Thank you for working on this!

It seems that 0002 handles errors during NotifyMyFrontEnd a little differently.

With master, in case of a failure during NotifyMyFrontEnd, the
listener's position in PG_FINALLY is set to the beginning of the next
notification, since we advance the "current" position only if the
previous notification was successfully sent.

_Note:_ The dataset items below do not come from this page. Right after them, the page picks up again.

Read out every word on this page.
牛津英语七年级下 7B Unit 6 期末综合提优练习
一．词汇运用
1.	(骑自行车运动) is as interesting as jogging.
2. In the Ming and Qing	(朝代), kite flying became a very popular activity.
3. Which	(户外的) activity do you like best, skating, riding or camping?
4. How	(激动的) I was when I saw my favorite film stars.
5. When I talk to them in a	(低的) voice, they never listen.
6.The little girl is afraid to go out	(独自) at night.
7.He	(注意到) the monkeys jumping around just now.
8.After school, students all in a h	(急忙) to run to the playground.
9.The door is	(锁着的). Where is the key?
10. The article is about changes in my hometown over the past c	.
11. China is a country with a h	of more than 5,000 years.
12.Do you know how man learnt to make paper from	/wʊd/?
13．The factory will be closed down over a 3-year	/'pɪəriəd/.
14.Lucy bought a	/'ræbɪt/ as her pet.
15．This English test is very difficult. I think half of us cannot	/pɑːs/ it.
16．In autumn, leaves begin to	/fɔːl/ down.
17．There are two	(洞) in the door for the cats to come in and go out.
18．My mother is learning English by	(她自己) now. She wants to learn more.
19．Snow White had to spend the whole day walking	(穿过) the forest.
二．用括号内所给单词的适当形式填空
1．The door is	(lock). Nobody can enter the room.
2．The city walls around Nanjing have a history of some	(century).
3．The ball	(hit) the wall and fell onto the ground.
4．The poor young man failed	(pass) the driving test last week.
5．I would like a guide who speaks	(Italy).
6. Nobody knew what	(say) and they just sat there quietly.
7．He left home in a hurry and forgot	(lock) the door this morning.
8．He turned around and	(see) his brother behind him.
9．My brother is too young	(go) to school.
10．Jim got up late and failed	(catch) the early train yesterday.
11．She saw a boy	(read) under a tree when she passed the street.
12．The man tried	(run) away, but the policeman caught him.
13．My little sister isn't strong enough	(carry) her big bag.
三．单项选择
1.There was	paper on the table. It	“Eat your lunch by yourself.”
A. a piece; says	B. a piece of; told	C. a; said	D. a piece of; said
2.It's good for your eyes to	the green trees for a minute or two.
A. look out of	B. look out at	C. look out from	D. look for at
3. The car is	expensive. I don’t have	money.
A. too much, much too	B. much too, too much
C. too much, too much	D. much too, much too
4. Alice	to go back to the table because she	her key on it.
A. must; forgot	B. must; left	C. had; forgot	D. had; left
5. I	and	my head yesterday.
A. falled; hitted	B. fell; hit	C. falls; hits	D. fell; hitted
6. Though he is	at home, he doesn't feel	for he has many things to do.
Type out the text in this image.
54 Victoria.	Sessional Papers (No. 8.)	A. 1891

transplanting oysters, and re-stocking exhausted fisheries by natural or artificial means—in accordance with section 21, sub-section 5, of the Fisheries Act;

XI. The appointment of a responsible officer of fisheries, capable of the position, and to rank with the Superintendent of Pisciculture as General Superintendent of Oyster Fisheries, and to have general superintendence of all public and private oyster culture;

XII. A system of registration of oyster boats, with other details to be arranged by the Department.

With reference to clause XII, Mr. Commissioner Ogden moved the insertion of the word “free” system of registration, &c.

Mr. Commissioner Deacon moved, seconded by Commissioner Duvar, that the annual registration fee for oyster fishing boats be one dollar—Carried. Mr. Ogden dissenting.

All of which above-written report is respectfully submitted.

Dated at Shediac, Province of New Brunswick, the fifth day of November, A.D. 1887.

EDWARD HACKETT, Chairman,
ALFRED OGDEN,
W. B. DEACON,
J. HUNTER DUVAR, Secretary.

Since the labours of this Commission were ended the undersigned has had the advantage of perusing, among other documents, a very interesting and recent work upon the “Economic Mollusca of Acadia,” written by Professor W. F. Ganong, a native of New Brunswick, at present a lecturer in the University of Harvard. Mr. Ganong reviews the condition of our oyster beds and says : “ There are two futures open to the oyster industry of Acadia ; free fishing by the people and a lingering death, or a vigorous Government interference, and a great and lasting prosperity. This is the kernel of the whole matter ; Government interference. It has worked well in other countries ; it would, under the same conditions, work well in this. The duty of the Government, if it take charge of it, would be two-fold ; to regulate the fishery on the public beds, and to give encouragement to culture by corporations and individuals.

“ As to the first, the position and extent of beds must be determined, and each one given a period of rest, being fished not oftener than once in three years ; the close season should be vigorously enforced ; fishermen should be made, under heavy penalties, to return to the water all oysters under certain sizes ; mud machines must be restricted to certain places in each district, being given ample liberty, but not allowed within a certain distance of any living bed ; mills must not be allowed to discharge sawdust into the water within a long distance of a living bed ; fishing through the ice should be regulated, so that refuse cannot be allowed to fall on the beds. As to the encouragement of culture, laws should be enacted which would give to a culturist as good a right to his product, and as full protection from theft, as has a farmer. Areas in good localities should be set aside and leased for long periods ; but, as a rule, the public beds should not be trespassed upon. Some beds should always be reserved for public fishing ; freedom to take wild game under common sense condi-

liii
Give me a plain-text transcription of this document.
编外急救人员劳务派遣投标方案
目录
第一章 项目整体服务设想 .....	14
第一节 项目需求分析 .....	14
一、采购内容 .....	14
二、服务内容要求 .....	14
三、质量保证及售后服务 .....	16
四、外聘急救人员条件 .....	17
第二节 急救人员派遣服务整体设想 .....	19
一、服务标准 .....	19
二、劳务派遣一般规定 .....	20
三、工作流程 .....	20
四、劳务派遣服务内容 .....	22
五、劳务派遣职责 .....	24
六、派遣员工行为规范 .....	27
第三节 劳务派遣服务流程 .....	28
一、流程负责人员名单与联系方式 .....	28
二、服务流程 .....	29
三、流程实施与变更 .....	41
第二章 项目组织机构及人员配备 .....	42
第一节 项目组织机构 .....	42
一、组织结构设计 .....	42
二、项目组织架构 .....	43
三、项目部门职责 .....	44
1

With 0002, we advance the "current" position while copying
notifications to the local buffer, and begin sending them after the
position has already been advanced for all copied notifications. So in
case of a failure, the listener's position in PG_FINALLY is set to the
beginning of the next page or queue head. This means we can lose
notifications that were copied but were not sent.

If we want to preserve the previous behavior, maybe we could use a new
local position while copying notifications and only advance the
"current" position while sending notifications to the frontend?